Un mois plus tard, Samy, l’homme ligoté dans la vidéo, visionne ces images le cœur serré. Ce père de famille, originaire de l’Ituri, raconte qu’il accompagnait son fils à l’hôpital ce jour-là lorsqu’il est interpellé par la police. « Tu es rwandais, ont-ils aboyé, et de me ligoter et jeter dans leur voiture », relate-t-il. En route vers le commissariat, la voiture s’arrête brutalement. « Les policiers apostrophaient la foule et l’excitaient, criant qu’ils avaient capturé un Rwandais, se souvient-il. C’est là que les gens ont commencé à monter sur la voiture pour me frapper. »
De ce passage à tabac, Samy garde encore des séquelles physiques : des blessures aux côtes et à la jambe gauche qui l’immobilisent trois mois sans travail. « Je me suis battu vingt ans dans l’armée congolaise contre le Rwanda et on me tabasse. On me traite de Rwandais et de traître ! », s’émeut-il. Deux jours avant l’altercation, Samy avait reçu chez lui la visite d’hommes qui disaient appartenir aux services de renseignements venus contrôler ses papiers d’identité. Depuis, Samy a fui son domicile, avec sa famille, par peur d’être pris de nouveau pour cible.

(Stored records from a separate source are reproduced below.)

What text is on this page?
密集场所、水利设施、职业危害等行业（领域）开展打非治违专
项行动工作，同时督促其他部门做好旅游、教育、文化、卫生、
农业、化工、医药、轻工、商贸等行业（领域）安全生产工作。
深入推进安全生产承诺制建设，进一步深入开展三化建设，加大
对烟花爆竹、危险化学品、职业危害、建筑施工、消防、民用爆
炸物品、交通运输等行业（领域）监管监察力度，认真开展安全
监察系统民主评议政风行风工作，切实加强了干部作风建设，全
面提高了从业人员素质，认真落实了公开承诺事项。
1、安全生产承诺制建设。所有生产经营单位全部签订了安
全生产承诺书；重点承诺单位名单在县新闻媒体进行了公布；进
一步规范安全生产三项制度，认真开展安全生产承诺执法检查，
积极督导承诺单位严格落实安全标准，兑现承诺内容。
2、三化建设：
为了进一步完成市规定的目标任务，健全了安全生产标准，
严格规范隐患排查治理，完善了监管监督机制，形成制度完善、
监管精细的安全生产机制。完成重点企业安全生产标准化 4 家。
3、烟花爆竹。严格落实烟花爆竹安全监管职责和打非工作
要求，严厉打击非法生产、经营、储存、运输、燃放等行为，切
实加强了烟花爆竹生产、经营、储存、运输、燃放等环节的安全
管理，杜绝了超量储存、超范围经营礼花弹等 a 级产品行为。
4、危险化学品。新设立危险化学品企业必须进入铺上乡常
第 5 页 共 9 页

Samira*, présidente d’une association regroupant des Kinois originaires de l’est de la RDC indique, quand on l’interroge, « ne pas vouloir se mêler de politique », par crainte de représailles contre elle et ses enfants. Depuis que le gouvernement a exhorté la population à l’unité nationale face à « l’envahisseur rwandais », elle estime toutefois que « le calme est revenu à Kinshasa ». Une quiétude de surface qui n’étouffe pas totalement le climat hostile qui règne dans la capitale, finit-elle par admettre. « Hier, ma coiffeuse m’a dit : tu as une tête de Rwandaise, toi. Si on nous donne seulement le mot d’ordre, on commencera par toi », confie Samira.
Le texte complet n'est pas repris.